Dr Brereton’s opinion is supported by the other evidentiary material before the Court and upon which he relied in forming his opinion. It is unnecessary to analyse this material in detail. It is sufficient to say that I have undertaken an independent consideration of that evidence and I am satisfied it supports Dr Brereton’s opinion.
Further, I reject the respondent’s submission that an extended supervision order is unnecessary on the basis that given the supervisory measures already in place, the respondent does not currently, or in the foreseeable future, pose an appreciable risk to the community. I do not accept that the respondent’s classification as a registerable offender, serious registerable offender and participant in the Offender Management Plan means he is currently subject to strict reporting and monitoring conditions as a consequence of which he does not pose an appreciable risk to the safety of the community.

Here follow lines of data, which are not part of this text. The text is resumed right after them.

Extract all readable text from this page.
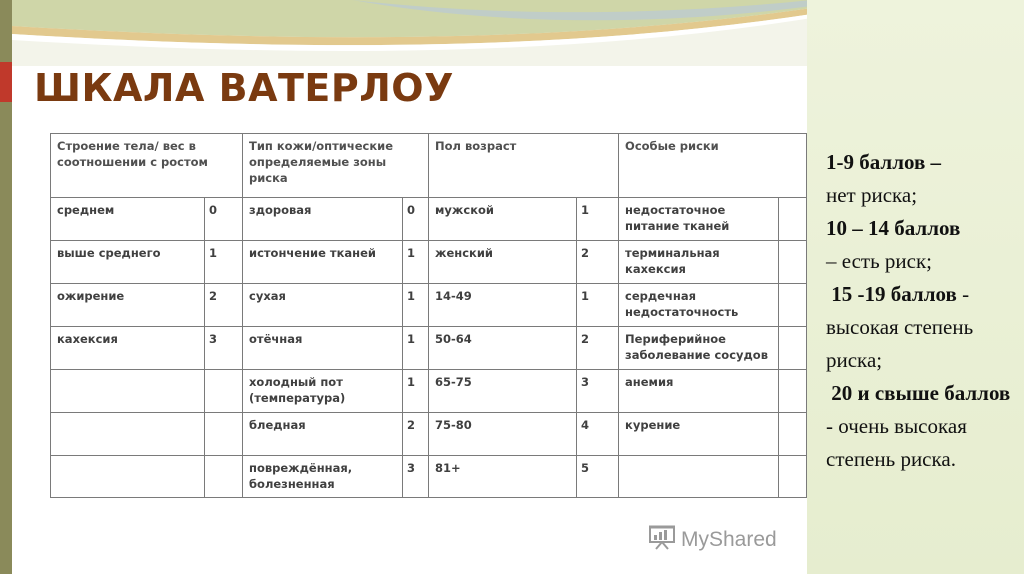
ШКАЛА ВАТЕРЛОУ
Строение тела/ вес в соотношении с ростом		Тип кожи/оптические определяемые зоны риска		Пол возраст		Особые риски	
среднем	0	здоровая	0	мужской	1	недостаточное питание тканей	
выше среднего	1	истончение тканей	1	женский	2	терминальная кахексия	
ожирение	2	сухая	1	14-49	1	сердечная недостаточность	
кахексия	3	отёчная	1	50-64	2	Периферийное заболевание сосудов	
		холодный пот (температура)	1	65-75	3	анемия	
		бледная	2	75-80	4	курение	
		повреждённая, болезненная	3	81+	5		
1-9 баллов –
нет риска;
10 – 14 баллов
– есть риск;
15 -19 баллов - высокая степень риска;
20 и свыше баллов - очень высокая степень риска.
MyShared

In my view there are lacunae between the existing supervision, which is the result of the Offender Management Plan and the monitoring conditions under the CSOR Act, and the conditions the Attorney-General seeks to have imposed pursuant to an extended supervision order. The existing measures will not prevent or prohibit the respondent from associating, having contact with, communicating or attempting to communicate with children, or being in places where they congregate. This is critical given the opportunistic nature of his offending. In addition, the existence of reporting conditions are unlikely to prevent the respondent from reoffending. In my view, the terms and conditions of an extended supervision order are necessary to protect the community.
In summary, I am satisfied that the evidence establishes that without the respondent being subject to an extended supervision order, he poses an appreciable risk to the safety of the community. Even if the risk is low, it is appreciable. Giving paramount consideration to the safety of the community, I grant the Attorney-General’s application for the making of an extended supervision order.
That leaves the question of the duration of the order. Pursuant to s 12(1)(b), once an extended supervision order takes effect it remains in force for a period of five years or such lesser period as is determined by the Court and specified in the order.
The respondent submits that in circumstances where the Court is to make an order it should do so for a period of less than five years having regard to the respondent’s compliance with his obligations as a registerable offender and a serious registerable offender under the CSOR Act, his compliance with the interim supervision order and his participation in the Offender Management Plan, including the obligation at all times to wear a tracking device.
In all the circumstances I consider it appropriate that there should be a review of the terms of the order sooner than five years. I consider that three years is appropriate. That will permit the Court to review whether the respondent’s behaviour necessitates a continuation of the extended supervision order beyond that time. In reaching this conclusion I consider it important that the interference with the respondent’s personal liberty should not occur any longer than is necessary to ensure the safety of the community. I consider a three year period of operation of the extended supervision order, which if necessary can be renewed, strikes the appropriate balance between protecting the community from the risk of the respondent reoffending and the protection of the respondent’s common law rights of personal liberty and freedom of movement. The making of the order for a period of three years will limit the infringement of those rights and freedoms to the extent necessary to ensure the safety of the community.
Conclusion
I make an extended supervision order for a period of three years commencing from this date in accordance with the terms and conditions annexed hereto.